A esto replicó Ibero que se adecentaría de ropa, conservando siempre un empaque modesto, pues no estaba en su natural presumir ni hacer el currutaco. «Bien, hijo, bien -manifestó Chaves-. Deja de mi cuenta el buscarte la ropa. Aquí tengo blusas azules de maquinista, y pantalones y chalecos de pana... Te pondremos de trabajador honrado, limpio y decente. Un chaquetón de abrigo no te vendrá mal... Yo me encargo... Mañana estarás como nuevo». Tratose luego de la casa de huéspedes en que Ibero había de alojarse, y a las ideas de Chaves opuso el interesado su pensar propio en esta forma: «Póngame usted, don José, en buena casa donde yo no esté más que para dormir. Me gusta vivir libre, comer aquí y allá, en tabernas, bodegones, o donde me diere la gana. Aborrezco las casas de pupilos, donde no encuentra uno más que estudiantes de carreras, o empleaduchos que no le hablan a usted más que de la oficina, del jefe, y de mil tonterías. No puedo contener mi genio, y en las dos temporadas cortas que he tenido que pasar en Madrid, era raro el día en que no me liaba a trompazos con mis compañeros de casa.
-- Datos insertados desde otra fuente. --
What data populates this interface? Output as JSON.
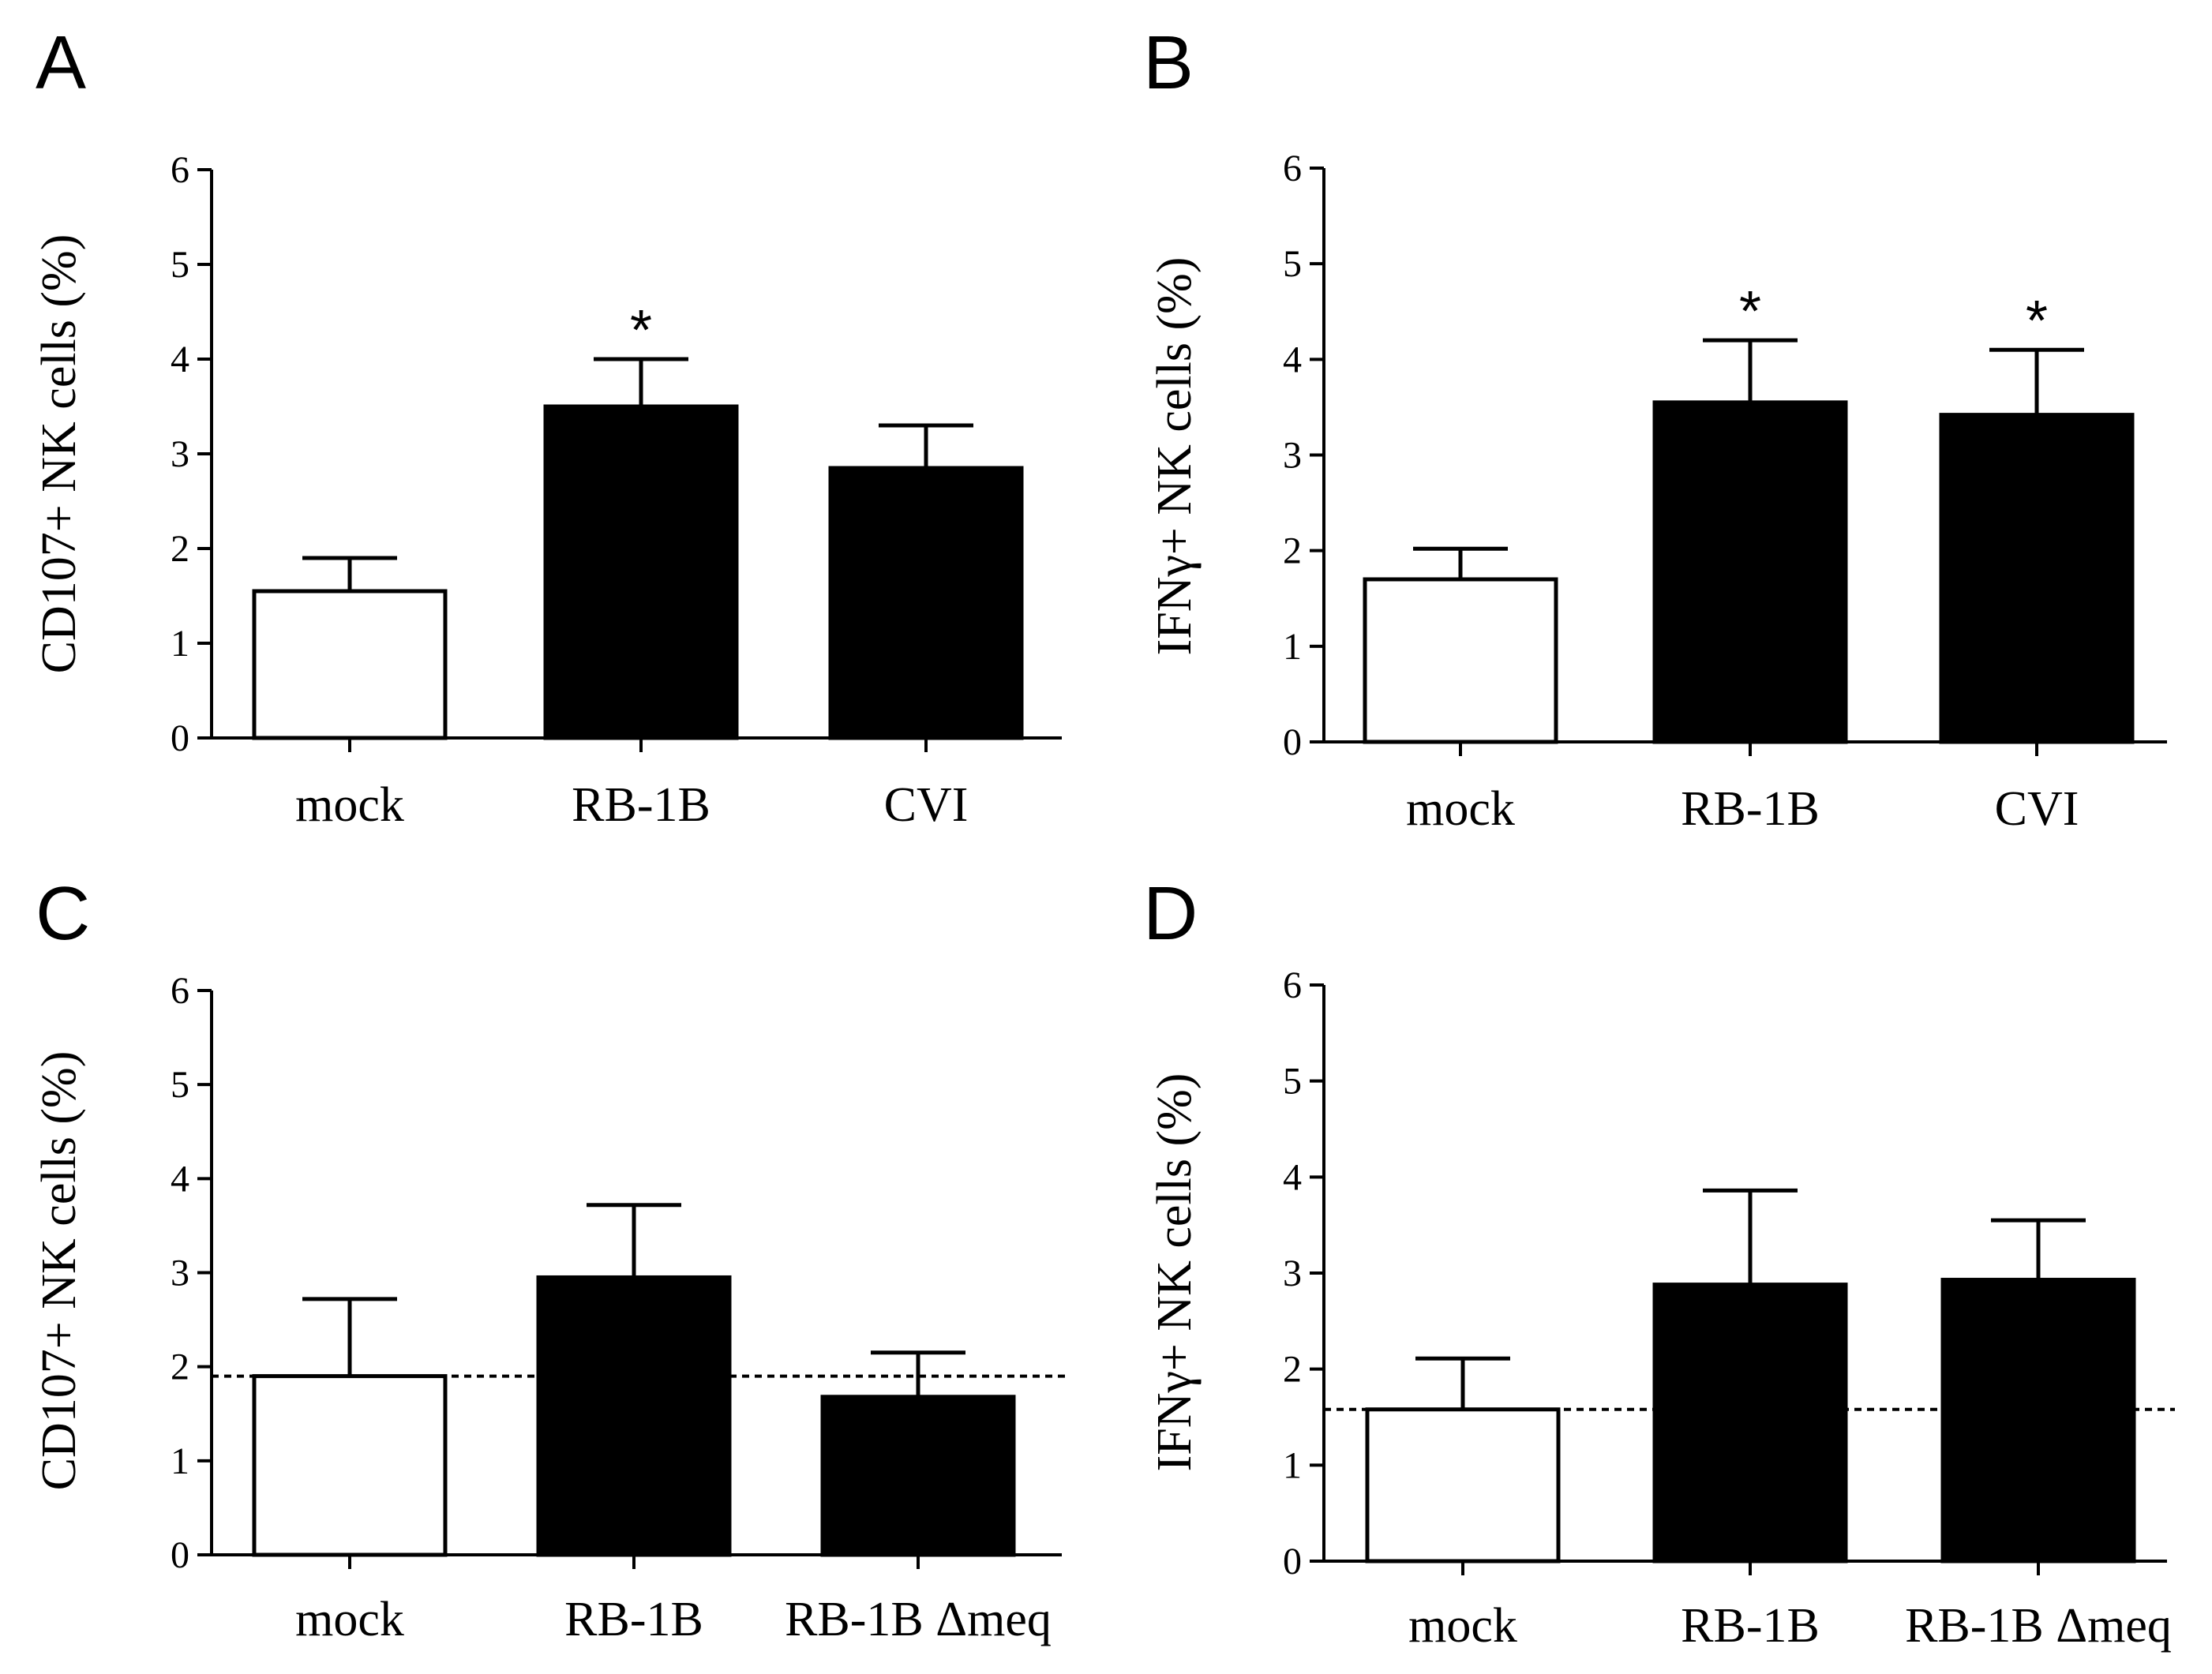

«Bien, hijo -dijo Chaves tentado a la risa-. Eres de temple durillo... Dios te conserve tus malas pulgas, que por ellas serás hombre de respeto». Según entendió Ibero, era Chaves un progresistón crédulo y fanático, de estos que se embriagan con las ideas y enloquecen con la acción, llegando, por sucesivo abandono de sus obligaciones particulares, a comprometer sus intereses y dejarse tragar por el monstruo de la cosa pública.

Un día bastó al diligente don José para proveer a Ibero de alojamiento y ropa. Esta era tal como el austero joven la deseaba, y también fue de su agrado la casa silenciosa y decente, en la calle de Santa Margarita (plazuela de Leganitos). Sólo tres huéspedes había en ella: un cura, un militar de reemplazo, y un señor esmirriado y taciturno que ocupaba la mejor habitación de la casa, y en ella pasaba casi por entero las horas del día, entre libros apilados en el suelo y enormes masas de papel escrito o por escribir. Como Ibero no comía en la casa, su trato con los huéspedes reducíase al breve saludo cuando la casualidad los cruzaba en el pasillo. La patrona, doña Mauricia Pando, viuda de un capitán fusilado por Cabrera en Burjasot, era una decadente señora, bien nacida y un poquito chiflada, que sólo admitía huéspedes recomendados y juiciosos. A Ibero trataba con singulares distinciones por la forma en que el amigo Chaves le había recomendado. En la sencillez del equipaje del joven y en su vestir humildísimo no vio penuria, sino misterio, disimulo de grandezas; que la buena señora procedía del Romanticismo, y en su alma quedó la deformación poética de las cosas humanas.

Respetando el incógnito, doña Mauricia se abstenía de interrogar a su huésped; pero satisfacía su apetito de charla hablándole de los tres señores que con él vivían bajo el mismo techo. Con referencia al que más curiosidad despertaba en Ibero, habló de este modo: «Ese señor que ocupa la sala, y que es, como usted ve, prudente, modoso y bien criado, tiene tanto talento, según dicen, que de la fuerza de las ideas y de la quemazón de su pensar estuvo trastornadito, y aun todavía tiene ratos en que parece no estar bien de la jícara. Allí le tiene usted noche y día escribiendo la Historia de España, una historia nueva que dicen ha de ser el asombro del mundo, porque en ella todas las cosas y sucesos van por la buena, quiero decir, que no es una Historia triste y desagradable, como la que estamos viendo todos los días, sino alegre y consoladora, como en rigor debiera ser siempre. Ya lleva escritos, ni no me engaño, catorce tomos tremendos, que son aquel rimero de papel que tiene en el suelo junto a la mesa... Parece que allí ha metido casi la mitad de este siglo, y ello ha de ser cosa buena, porque, según él mismo me ha dicho, ha suprimido las calamidades del reino, y en vez de la maldita guerra facciosa, pone cosas que harían felices a la nación si fuesen verdaderas... Pero yo le digo que aun siendo mentiroso lo que escribe, ha de gustar mucho cuando se imprima y pueda leerlo todo el mundo... pues harto hemos llorado ya sobre las verdades tristes... En fin, es un huésped que no me da ninguna guerra. Paga todos sus gastos el Marqués de Beramendi, y como tengo encargo de tratarle a cuerpo de rey, para él traigo lo mejor de la plaza».